El partido siempre estuvo a expensas de un error individual. Los turcos dominaron la tensión mejor que los azulgrana en el primer tiempo, mientras que en el segundo se cambiaron las tomas. Ni unos ni otros acertaron en el estoque en las contadas ocasiones de gol que fabricaron.
No hubo síntomas d e cambio ni cuando se lesionó Juan Carlos. Cruyff, tan nervioso por el suceso que salió al campo a pedir explicaciones al árbitro por la ntrada recibida por el lateral, tuvo que corregir el choque a vuelapluma. Intentó modificar el sentido del juego. Dio entrada a Amor y le puso sobre Tugay, pero el partido siguió el mismo discurso inicial, con la salvedad de que en la cancha había un centrocampista más y un defensa menos.
El fin justificaba esta vez los medios. Había que gestionar un resultado positivo para recobrar una credibilidad puesta en duda por el propio Cruyff El choque llegaba en un momento delicado para el Barça. Humillado en casa por el colista, no podía encadenar una segunda derrota, un hecho histórico hasta ahora en el expediente de Cruyff.
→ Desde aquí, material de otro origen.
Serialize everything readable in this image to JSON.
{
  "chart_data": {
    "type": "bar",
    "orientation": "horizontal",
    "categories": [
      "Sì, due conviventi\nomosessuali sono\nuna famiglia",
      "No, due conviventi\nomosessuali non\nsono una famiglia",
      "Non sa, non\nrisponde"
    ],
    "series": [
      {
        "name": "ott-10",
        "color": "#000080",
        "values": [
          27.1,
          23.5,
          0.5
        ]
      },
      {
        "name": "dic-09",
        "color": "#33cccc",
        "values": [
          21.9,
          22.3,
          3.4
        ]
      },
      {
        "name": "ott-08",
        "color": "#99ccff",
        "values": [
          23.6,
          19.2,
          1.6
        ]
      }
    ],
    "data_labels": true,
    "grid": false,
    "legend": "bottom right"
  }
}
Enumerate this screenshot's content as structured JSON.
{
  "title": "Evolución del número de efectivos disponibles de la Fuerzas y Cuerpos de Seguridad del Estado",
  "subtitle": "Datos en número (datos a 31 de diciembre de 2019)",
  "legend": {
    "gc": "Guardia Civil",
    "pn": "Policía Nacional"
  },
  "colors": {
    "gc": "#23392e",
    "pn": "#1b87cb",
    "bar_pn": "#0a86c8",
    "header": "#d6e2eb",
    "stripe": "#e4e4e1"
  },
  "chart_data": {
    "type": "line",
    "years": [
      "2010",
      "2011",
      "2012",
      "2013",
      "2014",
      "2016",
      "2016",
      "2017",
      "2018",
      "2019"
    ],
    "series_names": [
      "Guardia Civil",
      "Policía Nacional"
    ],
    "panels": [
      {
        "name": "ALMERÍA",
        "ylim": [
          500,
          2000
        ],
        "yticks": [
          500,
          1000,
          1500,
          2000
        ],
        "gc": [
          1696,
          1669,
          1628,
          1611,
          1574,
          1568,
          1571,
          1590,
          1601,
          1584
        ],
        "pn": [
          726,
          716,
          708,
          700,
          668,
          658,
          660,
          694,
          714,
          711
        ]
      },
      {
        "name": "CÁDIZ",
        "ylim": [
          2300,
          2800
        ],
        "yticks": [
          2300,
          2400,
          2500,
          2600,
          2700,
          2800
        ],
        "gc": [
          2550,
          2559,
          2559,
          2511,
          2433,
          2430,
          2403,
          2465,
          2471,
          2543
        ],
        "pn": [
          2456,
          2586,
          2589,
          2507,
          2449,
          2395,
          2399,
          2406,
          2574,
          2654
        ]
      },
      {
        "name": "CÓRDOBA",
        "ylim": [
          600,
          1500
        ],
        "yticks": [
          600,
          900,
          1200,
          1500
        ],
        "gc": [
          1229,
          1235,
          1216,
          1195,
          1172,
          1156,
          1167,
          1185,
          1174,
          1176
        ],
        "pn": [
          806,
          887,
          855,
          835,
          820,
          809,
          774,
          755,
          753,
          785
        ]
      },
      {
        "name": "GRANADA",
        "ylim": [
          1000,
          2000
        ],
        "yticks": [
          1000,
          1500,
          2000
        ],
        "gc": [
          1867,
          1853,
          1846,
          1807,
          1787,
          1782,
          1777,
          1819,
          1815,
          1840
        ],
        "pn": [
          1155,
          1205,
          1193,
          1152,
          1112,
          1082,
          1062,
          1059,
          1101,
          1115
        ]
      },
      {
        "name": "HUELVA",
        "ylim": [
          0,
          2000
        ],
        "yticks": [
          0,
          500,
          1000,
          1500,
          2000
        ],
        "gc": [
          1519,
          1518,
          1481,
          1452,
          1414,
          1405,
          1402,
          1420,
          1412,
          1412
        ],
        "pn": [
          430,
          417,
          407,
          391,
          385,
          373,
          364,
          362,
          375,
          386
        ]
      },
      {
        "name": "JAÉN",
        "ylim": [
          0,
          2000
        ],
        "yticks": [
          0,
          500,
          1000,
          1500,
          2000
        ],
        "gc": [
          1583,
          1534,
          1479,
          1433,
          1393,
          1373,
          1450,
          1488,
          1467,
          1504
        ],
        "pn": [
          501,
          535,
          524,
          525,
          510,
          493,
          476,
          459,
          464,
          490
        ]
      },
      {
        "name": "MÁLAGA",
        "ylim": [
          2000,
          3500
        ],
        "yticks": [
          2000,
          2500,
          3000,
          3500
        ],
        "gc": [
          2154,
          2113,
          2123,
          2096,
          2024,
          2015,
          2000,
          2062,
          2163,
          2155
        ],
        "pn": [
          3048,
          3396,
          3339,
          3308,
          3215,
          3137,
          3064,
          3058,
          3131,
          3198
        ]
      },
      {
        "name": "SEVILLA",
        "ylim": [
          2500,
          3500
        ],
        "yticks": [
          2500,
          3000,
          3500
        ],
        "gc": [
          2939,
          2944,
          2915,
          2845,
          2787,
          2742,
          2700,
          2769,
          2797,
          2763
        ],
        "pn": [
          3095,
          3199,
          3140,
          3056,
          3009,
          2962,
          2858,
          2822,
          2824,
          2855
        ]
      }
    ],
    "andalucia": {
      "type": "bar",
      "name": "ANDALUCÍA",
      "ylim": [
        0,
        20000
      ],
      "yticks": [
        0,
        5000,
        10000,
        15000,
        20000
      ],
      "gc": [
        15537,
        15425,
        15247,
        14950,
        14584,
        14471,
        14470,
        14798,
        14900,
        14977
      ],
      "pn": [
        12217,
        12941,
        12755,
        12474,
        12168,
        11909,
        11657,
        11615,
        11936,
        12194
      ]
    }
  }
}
Firmó un empate. Nada nuevo, el guión de ese partido ya estaba escrito. Fue una copia del jugado en San Mamés, síntoma de que las disfunciones en el juego azulgrana siguen latentes y se repiten. En Estambul, tal como pinta el Barça de Cruyff, incluso se le podía perdonar de nuevo lo único que, de corazón, se le debe recriminar a este equipo: no marcar un gol. Romario lo tuvo en sus pies, pero falló, en dos ocasiones. Las mismas que tuvieron los turcos.
El Barça no marca goles ni crea las ocasiones de antaño. Eso puede cuestionar el método de Cruyff. El técnico, en cualquier caso, sólo había exigido a sus alumnos oficio y entrega. Y ayer cumplieron. Un empate es bueno para empezar la Liga de Campeones. No está el patio para pedir florituras. Los resultados valen más que el espectáculo, una cruel conclusión para un técnico que siempre da un paso más que los otros en su intento por desdramatizar el fútbol y darle un talante divertido.